Les enfants de M. Séguin

Seguéniste = Gaulliste

Par Alexandre Devecchio, journaliste au Figaro
Un livre, Philippe Séguin, le remords de la droite, vient de paraître sur cet homme politique atypique et singulier. L’ancien président de l’Assemblée nationale a influencé toute une génération, et sa philosophie continue de hanter la famille gaulliste.

Il y avait comme un «un écho lointain et assourdi de la mort du général de Gaulle», dira Jean-Louis Bourlanges. Ce 11 janvier 2010, un cercueil recouvert du drapeau tricolore entre dans la cour d’honneur des Invalides, au son de la Marche funèbre. Malgré le froid polaire, les plus hauts dignitaires de l’État ont fait le déplacement. Trois présidents de la République – Nicolas Sarkozy, Jacques Chirac, Valéry Giscard d’Estaing -, cinq premiers ministres – François Fillon, Jean-Pierre Raffarin, Alain Juppé, Laurent Fabius et Pierre Mauroy. Tous sont venus rendre hommage à l’homme du «non» à Maastricht, décédé subitement d’un arrêt cardiaque le 7 janvier.

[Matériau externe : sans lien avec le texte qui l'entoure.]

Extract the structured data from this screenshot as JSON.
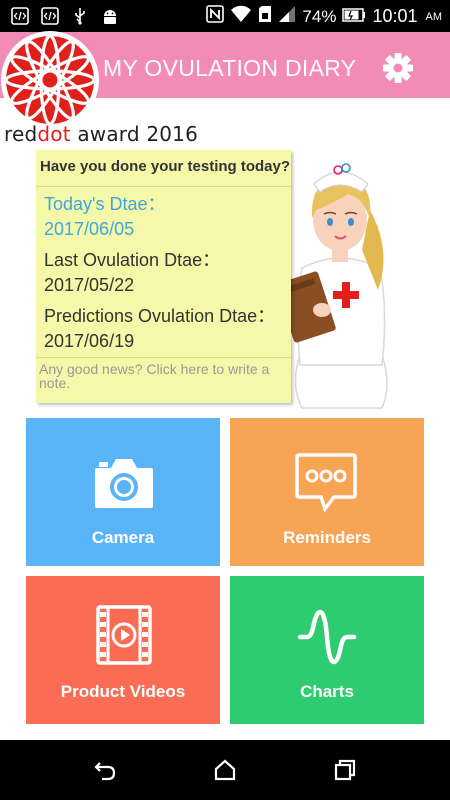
{
  "status_bar": {
    "battery_percent": "74%",
    "time": "10:01",
    "ampm": "AM",
    "icons": [
      "code-icon",
      "code-icon",
      "usb-icon",
      "android-icon",
      "nfc-icon",
      "wifi-icon",
      "sd-card-icon",
      "signal-icon",
      "battery-icon"
    ]
  },
  "app_bar": {
    "title": "MY OVULATION DIARY",
    "settings_icon": "gear-icon",
    "color": "#f28bb5"
  },
  "award": {
    "red_word_1": "red",
    "red_word_2": "dot",
    "rest": " award 2016"
  },
  "note": {
    "question": "Have you done your testing today?",
    "today_label": "Today's Dtae：",
    "today_value": "2017/06/05",
    "last_label": "Last Ovulation Dtae：",
    "last_value": "2017/05/22",
    "prediction_label": "Predictions Ovulation Dtae：",
    "prediction_value": "2017/06/19",
    "write_prompt": "Any good news? Click here to write a note."
  },
  "tiles": [
    {
      "label": "Camera",
      "icon": "camera-icon",
      "color": "#5ab4f8"
    },
    {
      "label": "Reminders",
      "icon": "chat-bubble-icon",
      "color": "#f7a455"
    },
    {
      "label": "Product Videos",
      "icon": "film-play-icon",
      "color": "#fb6c55"
    },
    {
      "label": "Charts",
      "icon": "wave-icon",
      "color": "#2ecc71"
    }
  ],
  "nav_bar": {
    "buttons": [
      "back-icon",
      "home-icon",
      "recents-icon"
    ]
  }
}
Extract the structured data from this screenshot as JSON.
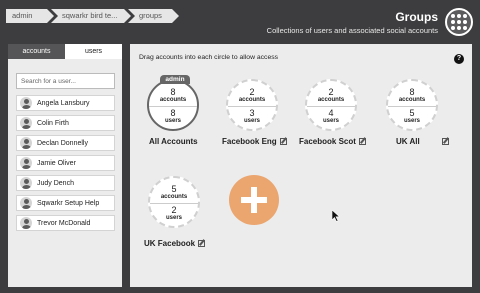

Quelque part là-haut, dans un brouillard de fumée, Philippe Séguin enchaîne les gauloises. Avec ses yeux de Droopy, le colosse à la barbe mal taillée observe la scène. L’enfant de Tunis, l’orphelin dont le père est mort en héros à la guerre ne peut être que bouleversé par les honneurs de la République. Mais, comme toujours avec ce sentimental atrabilaire, la colère chasse l’émotion. Soudain, le volcan entre en éruption : son cendrier vole dans les nuages, sa voix caverneuse fait trembler le ciel. Sa rage est d’abord dirigée contre lui-même. Est-il passé à côté de son destin ? Par ses faiblesses, a-t-il privé la France de sa stature d’homme d’État ? Elle est aussi dirigée contre ses pairs qui le célèbrent après avoir combattu et marginalisé ses idées. «La politique est comme la vie: chacun porte sa part de mauvaise conscience. Et Philippe Séguin, assurément, était la mauvaise conscience de la droite. En mourant, il est devenu son remords», écrit Arnaud Teyssier dans une biographie appelée à faire référence, qui vient de paraître aux Éditions Perrin : Philippe Séguin, le remords de la droite . Avec empathie et distance, il y dresse le portrait contrasté d’une personnalité hors du commun. Aussi massif physiquement qu’il était fin d’esprit. Aussi incommode et impétueux qu’il pouvait être doux et chaleureux. Orateur de génie qui emportait les foules et intellectuel de la politique capable de percées conceptuelles.

Philippe Séguin était «une voix, un ton, un style». Mais derrière la figure d’exception, Arnaud Teyssier fait également le récit et le bilan de trente ans de vie politique française. À travers le destin inachevé de Séguin, il nous raconte la «dégaullisation», puis la décomposition de la droite française. Et, plus largement, la dégénérescence de nos institutions et de notre démocratie. Sept ans après la mort de Séguin, la question est désormais de savoir s’il était le dernier homme politique de son espèce, l’ultime représentant d’un monde ancien ou si son héritage est encore fécond, sa vision, souvent jugée prophétique, susceptible d’éclairer l’avenir. «Philippe n’a pas écrit de Petit Livre rouge. Le séguinisme, c’était d’abord une tempête», avait déclaré son ami Jean de Boishue, peu après sa mort.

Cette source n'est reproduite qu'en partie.